Scargo Tower is a 30 ft cobblestone tower located atop Scargo Hill in Dennis, Massachusetts on Cape Cod.

==History==
There have been three Scargo towers at this spot. The first tower was built in 1874 by the Tobey family. Constructed out of wood, it was destroyed by a gale in 1876. The second tower, known as "Tobey Tower" and also made of wood, burned down in 1900. The present tower was built of cobblestone in 1901 as a memorial to the Tobey family.

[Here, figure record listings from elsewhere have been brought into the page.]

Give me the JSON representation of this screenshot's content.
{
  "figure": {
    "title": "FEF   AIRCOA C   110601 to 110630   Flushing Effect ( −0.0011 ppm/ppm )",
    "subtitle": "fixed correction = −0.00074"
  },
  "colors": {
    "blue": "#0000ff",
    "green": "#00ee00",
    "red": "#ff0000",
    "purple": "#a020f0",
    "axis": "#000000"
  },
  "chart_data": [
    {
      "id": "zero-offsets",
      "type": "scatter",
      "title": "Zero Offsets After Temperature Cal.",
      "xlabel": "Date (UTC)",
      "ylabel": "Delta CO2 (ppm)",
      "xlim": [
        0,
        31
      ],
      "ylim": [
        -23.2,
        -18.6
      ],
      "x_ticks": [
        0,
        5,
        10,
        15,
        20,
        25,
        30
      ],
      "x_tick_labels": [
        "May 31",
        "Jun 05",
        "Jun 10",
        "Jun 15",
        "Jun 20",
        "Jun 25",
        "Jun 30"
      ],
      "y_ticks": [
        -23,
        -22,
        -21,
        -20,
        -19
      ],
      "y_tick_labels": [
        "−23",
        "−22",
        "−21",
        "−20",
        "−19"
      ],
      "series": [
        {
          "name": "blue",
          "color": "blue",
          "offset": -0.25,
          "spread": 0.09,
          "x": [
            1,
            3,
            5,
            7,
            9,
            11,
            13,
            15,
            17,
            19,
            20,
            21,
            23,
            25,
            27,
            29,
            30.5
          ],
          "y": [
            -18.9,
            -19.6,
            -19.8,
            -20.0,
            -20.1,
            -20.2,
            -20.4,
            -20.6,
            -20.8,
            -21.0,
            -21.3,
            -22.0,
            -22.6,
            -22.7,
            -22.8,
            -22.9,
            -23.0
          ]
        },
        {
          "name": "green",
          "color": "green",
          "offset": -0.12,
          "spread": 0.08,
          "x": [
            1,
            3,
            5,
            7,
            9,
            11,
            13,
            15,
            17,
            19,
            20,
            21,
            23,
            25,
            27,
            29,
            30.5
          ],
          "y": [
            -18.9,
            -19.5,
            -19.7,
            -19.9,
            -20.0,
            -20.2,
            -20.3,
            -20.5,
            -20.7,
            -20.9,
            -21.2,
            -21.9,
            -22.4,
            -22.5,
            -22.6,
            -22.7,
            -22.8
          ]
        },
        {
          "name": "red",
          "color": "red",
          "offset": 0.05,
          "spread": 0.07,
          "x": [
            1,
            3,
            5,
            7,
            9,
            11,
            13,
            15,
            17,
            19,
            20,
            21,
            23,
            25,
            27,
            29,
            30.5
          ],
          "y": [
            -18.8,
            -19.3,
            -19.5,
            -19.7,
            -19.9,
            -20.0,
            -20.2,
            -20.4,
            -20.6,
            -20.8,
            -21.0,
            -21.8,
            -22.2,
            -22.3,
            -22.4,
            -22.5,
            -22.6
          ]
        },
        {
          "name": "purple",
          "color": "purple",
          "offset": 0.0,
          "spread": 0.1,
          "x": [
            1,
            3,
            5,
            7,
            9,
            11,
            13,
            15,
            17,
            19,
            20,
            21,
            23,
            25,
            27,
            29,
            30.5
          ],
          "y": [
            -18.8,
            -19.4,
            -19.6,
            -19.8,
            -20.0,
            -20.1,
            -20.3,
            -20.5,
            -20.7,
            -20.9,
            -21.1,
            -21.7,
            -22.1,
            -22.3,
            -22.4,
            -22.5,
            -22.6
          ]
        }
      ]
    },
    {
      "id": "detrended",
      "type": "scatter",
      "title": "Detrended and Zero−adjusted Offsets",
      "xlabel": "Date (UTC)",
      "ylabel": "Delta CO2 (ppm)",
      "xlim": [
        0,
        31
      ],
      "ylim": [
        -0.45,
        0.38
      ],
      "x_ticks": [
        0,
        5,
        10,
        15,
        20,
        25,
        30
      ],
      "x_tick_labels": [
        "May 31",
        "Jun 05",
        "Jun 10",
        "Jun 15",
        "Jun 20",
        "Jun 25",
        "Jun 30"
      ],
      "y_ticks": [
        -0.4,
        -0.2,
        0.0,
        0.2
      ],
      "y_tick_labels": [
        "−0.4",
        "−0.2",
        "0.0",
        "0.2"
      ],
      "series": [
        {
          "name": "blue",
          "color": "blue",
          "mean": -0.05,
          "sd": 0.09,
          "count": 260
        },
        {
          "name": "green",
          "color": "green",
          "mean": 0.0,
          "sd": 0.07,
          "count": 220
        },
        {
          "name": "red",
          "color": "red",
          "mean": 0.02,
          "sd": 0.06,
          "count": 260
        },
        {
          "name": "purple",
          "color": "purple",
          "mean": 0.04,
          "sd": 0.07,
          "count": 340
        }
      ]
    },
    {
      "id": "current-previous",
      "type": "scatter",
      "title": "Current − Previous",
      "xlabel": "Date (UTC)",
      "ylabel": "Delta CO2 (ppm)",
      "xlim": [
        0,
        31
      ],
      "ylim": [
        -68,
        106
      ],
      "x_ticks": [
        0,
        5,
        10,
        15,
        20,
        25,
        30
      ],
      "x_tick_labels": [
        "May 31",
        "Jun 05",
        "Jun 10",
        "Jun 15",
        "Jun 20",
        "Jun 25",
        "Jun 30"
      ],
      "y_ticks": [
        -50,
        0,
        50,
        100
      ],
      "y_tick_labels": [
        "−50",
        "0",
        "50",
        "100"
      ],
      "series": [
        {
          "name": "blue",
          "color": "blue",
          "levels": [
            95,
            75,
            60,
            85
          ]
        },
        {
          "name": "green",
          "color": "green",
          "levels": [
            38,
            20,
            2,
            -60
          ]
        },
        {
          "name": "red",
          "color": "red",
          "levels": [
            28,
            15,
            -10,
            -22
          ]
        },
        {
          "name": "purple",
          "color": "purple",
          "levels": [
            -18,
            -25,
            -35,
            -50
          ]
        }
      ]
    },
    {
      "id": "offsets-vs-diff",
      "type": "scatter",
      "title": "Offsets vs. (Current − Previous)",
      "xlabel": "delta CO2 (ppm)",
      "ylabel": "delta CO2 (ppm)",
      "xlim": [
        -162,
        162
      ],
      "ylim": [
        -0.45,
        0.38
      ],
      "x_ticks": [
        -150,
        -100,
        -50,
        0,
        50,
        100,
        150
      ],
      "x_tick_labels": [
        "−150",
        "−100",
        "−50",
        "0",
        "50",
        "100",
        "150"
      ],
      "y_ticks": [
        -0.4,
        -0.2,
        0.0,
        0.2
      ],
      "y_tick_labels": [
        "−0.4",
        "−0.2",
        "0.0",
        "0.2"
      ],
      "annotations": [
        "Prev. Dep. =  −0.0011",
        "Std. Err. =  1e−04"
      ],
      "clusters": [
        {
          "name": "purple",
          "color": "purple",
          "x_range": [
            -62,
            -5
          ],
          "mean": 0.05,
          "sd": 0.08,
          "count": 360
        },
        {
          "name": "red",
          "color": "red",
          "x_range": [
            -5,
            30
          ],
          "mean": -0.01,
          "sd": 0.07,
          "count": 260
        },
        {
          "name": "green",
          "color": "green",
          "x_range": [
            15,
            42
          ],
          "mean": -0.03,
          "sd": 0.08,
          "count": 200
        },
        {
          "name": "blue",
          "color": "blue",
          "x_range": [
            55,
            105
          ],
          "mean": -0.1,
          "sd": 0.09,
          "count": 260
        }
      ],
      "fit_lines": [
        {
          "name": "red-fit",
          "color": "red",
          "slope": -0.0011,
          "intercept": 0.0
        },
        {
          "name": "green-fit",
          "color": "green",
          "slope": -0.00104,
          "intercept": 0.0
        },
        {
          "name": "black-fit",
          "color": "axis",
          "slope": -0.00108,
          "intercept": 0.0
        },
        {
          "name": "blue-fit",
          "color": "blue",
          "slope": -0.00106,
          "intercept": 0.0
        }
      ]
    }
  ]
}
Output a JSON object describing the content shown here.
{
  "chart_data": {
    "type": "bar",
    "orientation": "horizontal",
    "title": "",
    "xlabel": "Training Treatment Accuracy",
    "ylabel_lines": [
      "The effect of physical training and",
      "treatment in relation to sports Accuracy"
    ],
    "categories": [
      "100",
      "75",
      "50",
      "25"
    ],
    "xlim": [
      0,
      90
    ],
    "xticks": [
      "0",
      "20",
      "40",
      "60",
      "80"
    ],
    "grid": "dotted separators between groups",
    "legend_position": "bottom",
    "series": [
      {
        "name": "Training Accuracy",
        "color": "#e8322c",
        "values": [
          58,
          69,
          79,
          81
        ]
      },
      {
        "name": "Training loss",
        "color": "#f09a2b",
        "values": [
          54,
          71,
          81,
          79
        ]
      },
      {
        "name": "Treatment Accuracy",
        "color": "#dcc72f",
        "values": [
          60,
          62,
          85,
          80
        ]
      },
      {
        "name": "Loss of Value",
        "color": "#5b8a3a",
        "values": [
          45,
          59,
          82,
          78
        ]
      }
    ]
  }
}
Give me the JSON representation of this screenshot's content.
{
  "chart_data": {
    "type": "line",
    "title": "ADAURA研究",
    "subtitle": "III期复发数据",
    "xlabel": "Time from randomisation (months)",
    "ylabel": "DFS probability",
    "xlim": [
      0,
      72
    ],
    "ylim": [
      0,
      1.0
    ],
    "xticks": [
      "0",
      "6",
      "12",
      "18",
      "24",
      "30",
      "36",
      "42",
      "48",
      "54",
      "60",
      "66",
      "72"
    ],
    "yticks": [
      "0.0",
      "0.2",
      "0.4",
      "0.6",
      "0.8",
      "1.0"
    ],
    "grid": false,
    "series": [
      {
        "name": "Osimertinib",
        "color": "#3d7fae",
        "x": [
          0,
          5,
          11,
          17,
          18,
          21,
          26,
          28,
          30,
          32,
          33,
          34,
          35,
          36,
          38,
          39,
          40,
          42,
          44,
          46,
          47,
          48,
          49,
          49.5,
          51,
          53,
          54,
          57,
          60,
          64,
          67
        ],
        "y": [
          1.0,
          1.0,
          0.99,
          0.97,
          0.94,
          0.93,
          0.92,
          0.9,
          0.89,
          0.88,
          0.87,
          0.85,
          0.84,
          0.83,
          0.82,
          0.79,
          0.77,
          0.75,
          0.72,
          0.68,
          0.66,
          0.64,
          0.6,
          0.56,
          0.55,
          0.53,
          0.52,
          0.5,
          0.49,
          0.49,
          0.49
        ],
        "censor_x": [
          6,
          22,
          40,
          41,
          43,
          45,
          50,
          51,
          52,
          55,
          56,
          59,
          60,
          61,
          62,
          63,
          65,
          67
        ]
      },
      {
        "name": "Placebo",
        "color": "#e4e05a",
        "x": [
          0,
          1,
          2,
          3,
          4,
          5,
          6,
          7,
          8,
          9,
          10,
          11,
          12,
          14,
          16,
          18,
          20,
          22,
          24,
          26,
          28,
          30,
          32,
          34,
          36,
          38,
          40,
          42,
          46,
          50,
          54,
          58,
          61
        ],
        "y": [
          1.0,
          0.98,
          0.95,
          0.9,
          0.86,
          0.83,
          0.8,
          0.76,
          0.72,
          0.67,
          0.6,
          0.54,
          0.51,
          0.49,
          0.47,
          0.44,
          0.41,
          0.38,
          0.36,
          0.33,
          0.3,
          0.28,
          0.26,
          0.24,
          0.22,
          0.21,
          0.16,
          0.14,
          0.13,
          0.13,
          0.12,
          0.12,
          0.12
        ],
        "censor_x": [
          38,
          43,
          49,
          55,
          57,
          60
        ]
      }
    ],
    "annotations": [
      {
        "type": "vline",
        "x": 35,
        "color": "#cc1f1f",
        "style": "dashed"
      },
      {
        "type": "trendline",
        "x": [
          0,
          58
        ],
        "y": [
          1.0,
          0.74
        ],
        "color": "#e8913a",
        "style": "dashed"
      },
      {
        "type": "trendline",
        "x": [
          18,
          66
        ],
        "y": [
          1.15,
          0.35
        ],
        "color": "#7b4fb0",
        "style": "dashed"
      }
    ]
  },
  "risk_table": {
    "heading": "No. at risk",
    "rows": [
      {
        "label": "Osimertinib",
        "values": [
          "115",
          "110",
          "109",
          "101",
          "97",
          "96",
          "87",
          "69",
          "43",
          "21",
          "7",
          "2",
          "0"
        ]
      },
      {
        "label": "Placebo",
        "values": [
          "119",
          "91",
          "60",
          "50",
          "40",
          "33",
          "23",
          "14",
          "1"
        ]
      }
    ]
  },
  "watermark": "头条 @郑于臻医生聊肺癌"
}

The current tower, atop the area's tallest hill above the kettle of Scargo Lake, stands 30 feet high and 160 feet above sea level. The top of the tower provides a panoramic view that, on a clear day, extends as far as Provincetown and Gurnet Point.

The Scargo Tower plaque

A plaque placed above the entrance to the tower reads, "This tower and hilltop were given to the town of Dennis in 1929 as a memorial to Charles Tobey (1831–1888) and Francis Bassett Tobey (1833–1913). Loyal sons of the village of Dennis where their Tobey ancestors settled in 1678."

==Geography==

View of Scargo Lake and Cape Cod Bay from the tower

Scargo tower sits atop Scargo Hill, one of the tallest [160 ft] and best-known hills on Cape Cod. The tower is located in the town of Dennis, Massachusetts off of Scargo Hill road, to the south of Scargo Lake.